Is manned or unmanned surveillance better for your claim?

The ultimate showdown between manned and unmanned surveillance

As technology evolves, so does the world around it. Machines and robots are slowly developing and taking over more and more jobs that were once specific to humans. Private investigating is not immune to these developments. We see surveillance systems almost anywhere we go, and many people even have these systems in and around their homes. As these unmanned surveillance systems become more common, it begs the question of whether real, live humans are even needed for surveillance anymore.

Fortunately, as a private investigation agency, we are not obsolete just yet. There are benefits to both options of manned and unmanned surveillance, and they both make up for what the other lacks. If you’re in the market for surveillance, then it is important to know when to choose which option and how either option can potentially benefit your specific case.

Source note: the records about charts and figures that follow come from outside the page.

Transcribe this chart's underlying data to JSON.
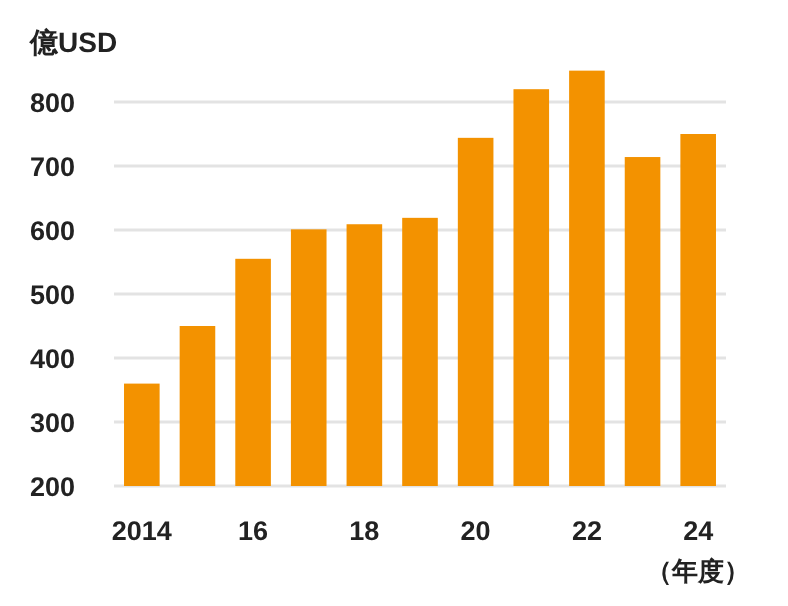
{
  "chart_data": {
    "type": "bar",
    "ylabel": "億USD",
    "xlabel": "（年度）",
    "categories": [
      "2014",
      null,
      "16",
      null,
      "18",
      null,
      "20",
      null,
      "22",
      null,
      "24"
    ],
    "values": [
      360,
      450,
      555,
      601,
      609,
      619,
      744,
      820,
      849,
      714,
      750
    ],
    "color": "#f39200",
    "ylim": [
      200,
      850
    ],
    "yticks": [
      200,
      300,
      400,
      500,
      600,
      700,
      800
    ],
    "grid": "y"
  }
}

Out of sheer bias, we’ll start with the benefits of manned surveillance. The flexibility and adaptability of a human private investigator is unequivocally superior to any unmanned technology, as there are still many things humans can do that technology can’t replicate. For example, private investigators can use pretexting to verify if a person of interest is even in the residence that they are surveilling, and oftentimes develop more information about the subject and their schedule simply by talking to neighbors in the surrounding areas. Us human investigators are also readily available to go mobile to continue surveillance once the claimant has left their residence. After all, we can often obtain some of our best footage while on the move.

There are many variables constantly in play when doing surveillance, things like weather and traffic can impact visibility during surveillance, and a trained investigator is nothing if not adaptable. Since private investigators are not immobile, they’re able to easily move positions, switch angles, adjust the camera to ensure in real time they are obtaining the best possible footage of whomever they are surveilling.

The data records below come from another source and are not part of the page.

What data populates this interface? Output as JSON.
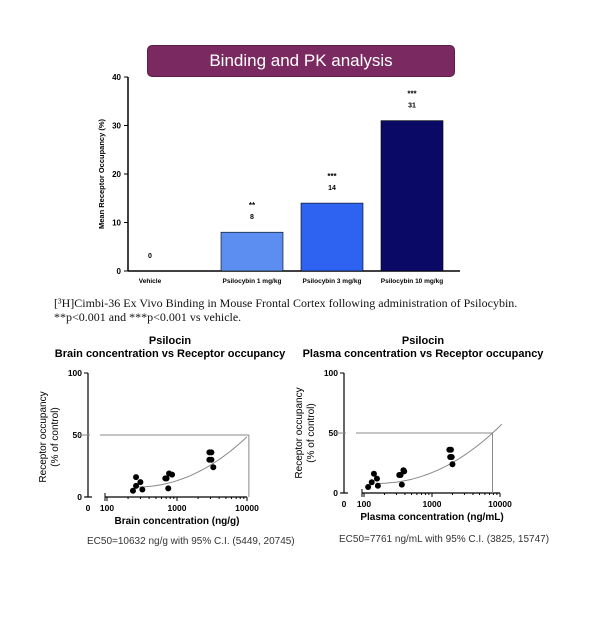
{
  "banner": {
    "title": "Binding and PK analysis",
    "color": "#7a2a60"
  },
  "caption": {
    "line1": "[³H]Cimbi-36 Ex Vivo Binding in Mouse Frontal Cortex following administration of Psilocybin.",
    "line2": "**p<0.001 and ***p<0.001 vs vehicle."
  },
  "chart_data": [
    {
      "type": "bar",
      "ylabel": "Mean Receptor Occupancy (%)",
      "ylim": [
        0,
        40
      ],
      "yticks": [
        "0",
        "10",
        "20",
        "30",
        "40"
      ],
      "categories": [
        "Vehicle",
        "Psilocybin 1 mg/kg",
        "Psilocybin 3 mg/kg",
        "Psilocybin 10 mg/kg"
      ],
      "values": [
        0,
        8,
        14,
        31
      ],
      "labels": [
        "0",
        "8",
        "14",
        "31"
      ],
      "significance": [
        "",
        "**",
        "***",
        "***"
      ],
      "colors": [
        "#ffffff",
        "#5b8ef0",
        "#2e63f2",
        "#0a0a66"
      ]
    },
    {
      "type": "scatter",
      "title": "Psilocin",
      "subtitle": "Brain concentration vs Receptor occupancy",
      "xlabel": "Brain concentration (ng/g)",
      "ylabel": "Receptor occupancy",
      "ylabel2": "(% of control)",
      "xscale": "log",
      "xticks": [
        "0",
        "100",
        "1000",
        "10000"
      ],
      "yticks": [
        "0",
        "50",
        "100"
      ],
      "ylim": [
        0,
        100
      ],
      "points": [
        [
          235,
          5
        ],
        [
          260,
          9
        ],
        [
          260,
          16
        ],
        [
          300,
          12
        ],
        [
          320,
          6
        ],
        [
          680,
          15
        ],
        [
          710,
          15
        ],
        [
          750,
          7
        ],
        [
          770,
          19
        ],
        [
          850,
          18
        ],
        [
          2900,
          36
        ],
        [
          3100,
          36
        ],
        [
          2900,
          30
        ],
        [
          3100,
          30
        ],
        [
          3300,
          24
        ]
      ],
      "ec50_note": "EC50=10632 ng/g with 95% C.I. (5449, 20745)"
    },
    {
      "type": "scatter",
      "title": "Psilocin",
      "subtitle": "Plasma concentration vs Receptor occupancy",
      "xlabel": "Plasma concentration (ng/mL)",
      "ylabel": "Receptor occupancy",
      "ylabel2": "(% of control)",
      "xscale": "log",
      "xticks": [
        "0",
        "100",
        "1000",
        "10000"
      ],
      "yticks": [
        "0",
        "50",
        "100"
      ],
      "ylim": [
        0,
        100
      ],
      "points": [
        [
          115,
          5
        ],
        [
          130,
          9
        ],
        [
          140,
          16
        ],
        [
          155,
          12
        ],
        [
          160,
          6
        ],
        [
          330,
          15
        ],
        [
          345,
          15
        ],
        [
          360,
          7
        ],
        [
          380,
          19
        ],
        [
          390,
          18
        ],
        [
          1800,
          36
        ],
        [
          1900,
          36
        ],
        [
          1850,
          30
        ],
        [
          1950,
          30
        ],
        [
          2000,
          24
        ]
      ],
      "ec50_note": "EC50=7761 ng/mL with 95% C.I. (3825, 15747)"
    }
  ]
}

Now, manned surveillance is not without its flaws, and unmanned surveillance systems can certainly make up for what manned surveillance is lacking in some ways. Often it can be difficult to find the perfect vantage point on some homes depending upon their neighborhood setup. Apartment buildings, rural areas, and close-knit neighborhoods that are more aware of unfamiliar cars on their street are instances where unmanned surveillance systems might be a better option. These systems are inherently more discreet, easily concealable, and can be positioned and mounted in a variety of locations. These systems also have the benefit of time. Depending upon the battery life, these systems can be left to obtain footage for much longer than a private investigator can go without sleep and other human necessities. Plus, labor laws don’t exactly apply to robots just yet.

Speaking of laws, this is another issue that comes into play when discussing the differences between a private investigator and unmanned surveillance systems. Many states already cover their bases with laws regarding the conduct of private investigators, and have policies in place to ensure that any evidence obtained by a licensed professional will be legal and admissible in court. Unmanned systems are not yet regulated as closely, and there is the potential for argument or debate when it comes to what is, and what will be, allowed in a courtroom. There are still some gray areas surrounding the ethical implications of unmanned systems, especially when it comes to privacy laws. For example, the state of Georgia has already established that any unmanned surveillance camera must be in plain sight, which sets a precedent for where things might get questionable down the line.

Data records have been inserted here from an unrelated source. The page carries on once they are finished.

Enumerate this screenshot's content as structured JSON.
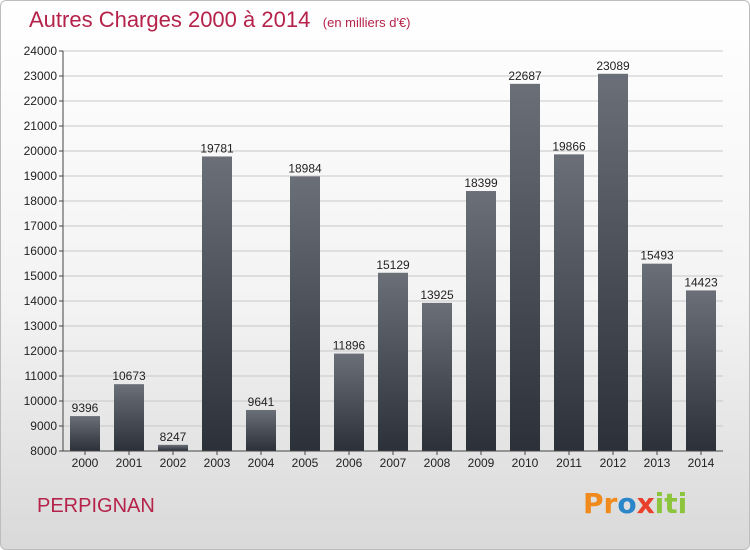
{
  "title": "Autres Charges 2000 à 2014",
  "unit": "(en milliers d'€)",
  "city": "PERPIGNAN",
  "logo": {
    "p1": "Pr",
    "p2": "o",
    "p3": "x",
    "p4": "iti"
  },
  "colors": {
    "title": "#b5234a",
    "bar_top": "#6a6f78",
    "bar_bottom": "#2c3038"
  },
  "chart_data": {
    "type": "bar",
    "title": "Autres Charges 2000 à 2014",
    "categories": [
      "2000",
      "2001",
      "2002",
      "2003",
      "2004",
      "2005",
      "2006",
      "2007",
      "2008",
      "2009",
      "2010",
      "2011",
      "2012",
      "2013",
      "2014"
    ],
    "values": [
      9396,
      10673,
      8247,
      19781,
      9641,
      18984,
      11896,
      15129,
      13925,
      18399,
      22687,
      19866,
      23089,
      15493,
      14423
    ],
    "ylim": [
      8000,
      24000
    ],
    "yticks": [
      8000,
      9000,
      10000,
      11000,
      12000,
      13000,
      14000,
      15000,
      16000,
      17000,
      18000,
      19000,
      20000,
      21000,
      22000,
      23000,
      24000
    ],
    "grid": true,
    "xlabel": "",
    "ylabel": ""
  }
}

With all of that said, this information does not necessarily prove that one option is explicitly better than the other. However, this information does highlight which situations are better suited for either option. Knowing the benefits and shortcomings of both options, along with the details of your case, will help you (or your investigation agency) to choose the best option to help you get more “bang for your buck.” Hiring a private investigator who will give you those honest recommendations, regardless of cost/profit for them, is extremely important in obtaining the best results possible.